2.1.3.2. La religion
La religion musulmane est souvent citée dans la
littérature comme étant l'un des freins à la scolarisation
des enfants. (CAPELLE, 1990)rapporte qu'au Soudan (actuel Mali) et en
Guinée, pendant la période coloniale, la propagande religieuse
dans les milieux islamisés avait conduit bien des familles à
penser que la fréquentation d'une école coranique rendait
superflu le recours à l'école française. L'école
des Blancs était considérée comme la voie la plus directe
pour aller en enfer ! « La majorité des chefs religieux
estimait que : ce qu'ils (les enfants) apprendront à l'école
les amènera à renier leur foi ; ils deviendront des
mécréants et des vauriens et seront mis au banc de la
société ! » (Chef traditionnel, cité par
(BÂ, 1991). Bien que cette position des érudits musulmans et des
chefs traditionnels ait évolué, des appréhensions
persistent toujours. Au FoutaDjallon, région Nord de la Guinée
les chefs religieux et les notables voient d'un très mauvais oeil un
enseignant qui ne s'acquitte pas de ses prières quotidiennes car il est
susceptible de donner le mauvais exemple.
Dans le département de Bani au Burkina Faso, fortement
islamisé, les ménages préfèrent envoyer leurs
enfants à l'école coranique, car pour eux
« l'école classique est sans valeur » ; et
« les enfants de la communauté qui sont allés à
l'école classique n'ont jamais été
récupérés par la religion musulmane. De tels
précédents font que nous ne sommes plus prêts à
assister au reniement de la communauté par nos enfants »
(extraits d'entretiens, (YARO, 1995).
Dans le département de Baya au Mali où
l'influence de l'islam, bien que relativement récente, est grandissante,
les familles se détournent de plus en plus de l'école formelle au
profit des medersas et des écoles coraniques (GERARD, 1997) cité
par (PILON & YARO, 2001). Ces auteurs affirment que si «
l'engouement pour l'école coranique et l'école franco-arabe
peut être considéré, dans certains cas, comme `une
stratégie de substitution ou d'évitement' de l'école
formelle, compte tenu des limites et contraintes qu'elle présente
(coût des études, conditions de scolarisation, etc.),
l'explication de cette `réorientation de la demande d'éducation'
se trouverait davantage dans l'islam, tel qu'il est pensé et
pratiqué et dans l'enseignement musulman lui-même »
(idem., p27).
(ALI & al, 1998) cités par (KOBIANE J. F., 2002)

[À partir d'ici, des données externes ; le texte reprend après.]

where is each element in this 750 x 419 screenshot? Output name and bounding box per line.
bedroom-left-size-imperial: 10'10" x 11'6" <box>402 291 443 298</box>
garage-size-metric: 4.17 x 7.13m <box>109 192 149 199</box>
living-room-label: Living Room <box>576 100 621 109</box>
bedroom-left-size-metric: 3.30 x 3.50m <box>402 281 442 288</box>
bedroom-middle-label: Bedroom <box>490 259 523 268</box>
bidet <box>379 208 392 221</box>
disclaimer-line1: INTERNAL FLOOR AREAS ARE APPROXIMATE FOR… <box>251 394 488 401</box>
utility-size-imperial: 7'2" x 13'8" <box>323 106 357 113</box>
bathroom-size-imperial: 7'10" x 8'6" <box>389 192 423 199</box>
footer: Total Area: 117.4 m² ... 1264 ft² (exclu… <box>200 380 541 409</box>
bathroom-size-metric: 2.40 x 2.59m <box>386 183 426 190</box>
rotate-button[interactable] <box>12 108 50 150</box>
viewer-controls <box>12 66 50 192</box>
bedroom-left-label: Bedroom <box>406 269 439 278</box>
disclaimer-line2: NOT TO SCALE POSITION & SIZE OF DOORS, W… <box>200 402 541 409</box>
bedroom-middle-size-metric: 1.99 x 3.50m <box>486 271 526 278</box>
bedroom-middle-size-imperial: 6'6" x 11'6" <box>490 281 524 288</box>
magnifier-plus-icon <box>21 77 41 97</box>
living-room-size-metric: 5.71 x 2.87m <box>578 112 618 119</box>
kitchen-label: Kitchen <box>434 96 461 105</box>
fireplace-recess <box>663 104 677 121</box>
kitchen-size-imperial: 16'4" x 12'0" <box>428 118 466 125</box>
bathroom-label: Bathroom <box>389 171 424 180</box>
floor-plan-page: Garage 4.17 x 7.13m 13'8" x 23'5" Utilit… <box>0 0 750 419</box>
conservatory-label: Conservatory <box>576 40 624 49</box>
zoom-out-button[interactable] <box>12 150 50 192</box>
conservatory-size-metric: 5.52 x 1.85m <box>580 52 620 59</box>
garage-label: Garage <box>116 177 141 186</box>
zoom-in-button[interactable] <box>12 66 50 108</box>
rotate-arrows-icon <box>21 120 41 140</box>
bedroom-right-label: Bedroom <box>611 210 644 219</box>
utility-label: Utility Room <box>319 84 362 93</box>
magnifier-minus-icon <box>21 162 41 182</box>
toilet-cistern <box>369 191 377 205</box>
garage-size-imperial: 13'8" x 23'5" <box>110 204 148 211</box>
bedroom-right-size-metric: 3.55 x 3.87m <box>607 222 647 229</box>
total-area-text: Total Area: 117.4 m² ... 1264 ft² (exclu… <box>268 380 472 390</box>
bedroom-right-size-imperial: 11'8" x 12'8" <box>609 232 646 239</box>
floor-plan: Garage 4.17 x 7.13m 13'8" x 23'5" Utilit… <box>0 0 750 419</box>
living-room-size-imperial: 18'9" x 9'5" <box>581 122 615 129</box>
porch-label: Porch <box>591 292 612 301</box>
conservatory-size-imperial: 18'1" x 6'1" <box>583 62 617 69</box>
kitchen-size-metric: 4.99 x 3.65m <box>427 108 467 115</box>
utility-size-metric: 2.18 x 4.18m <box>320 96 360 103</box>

expliquent aussi la sous scolarisation de certains arrondissements du Niger par
le facteur religieux. HYDE cité par (PILON & YARO, 2001)pour sa part
écrit que : « l'école occidentale est
considérée dans ces localités comme une menace aussi bien
pour les valeurs de l'islam que pour celles de l'ethnie Haoussa et à ces
titre affecte davantage les femmes ».
Mais les résultats des entretiens
réalisés par (ALI & al, 1998)cités par (KOBIANE J. F.,
2002) dans l'arrondissement de Bouza au Niger tendent à relativiser ce
conflit entre l'école formelle et l'islam. L'intérêt pour
l'école coranique répondrait davantage à une
nécessité d'intégrer l'enfant dans sa communauté,
car elle ne s'inscrit pas dans une logique d'opposition à l'école
traditionnelle formelle. Ce rôle négatif de l'islam dans la
scolarisation constatée en Afrique subsaharienne est d'autant plus
à relativiser que pour (ROBERTSON & BERGER, 1986)cités par
(KOBIANE J. F., 2002) l'islam ne devrait pas être tenu pour seul
responsable des faibles taux de scolarisation féminine en Afrique. Pour
preuve, ils citent le cas du Soudan où le Nord musulman présente
des taux de scolarisation significativement plus élevés que le
sud christianisé et traditionnel.
Même s'il est évident que c'est dans les
régions et les communautés islamisées d'Afrique
subsaharienne que les taux de scolarisations les plus bas sont
enregistrés, rien n'indique que ceux qui refusent de scolariser leurs
enfants puisent leurs arguments dans l'islam.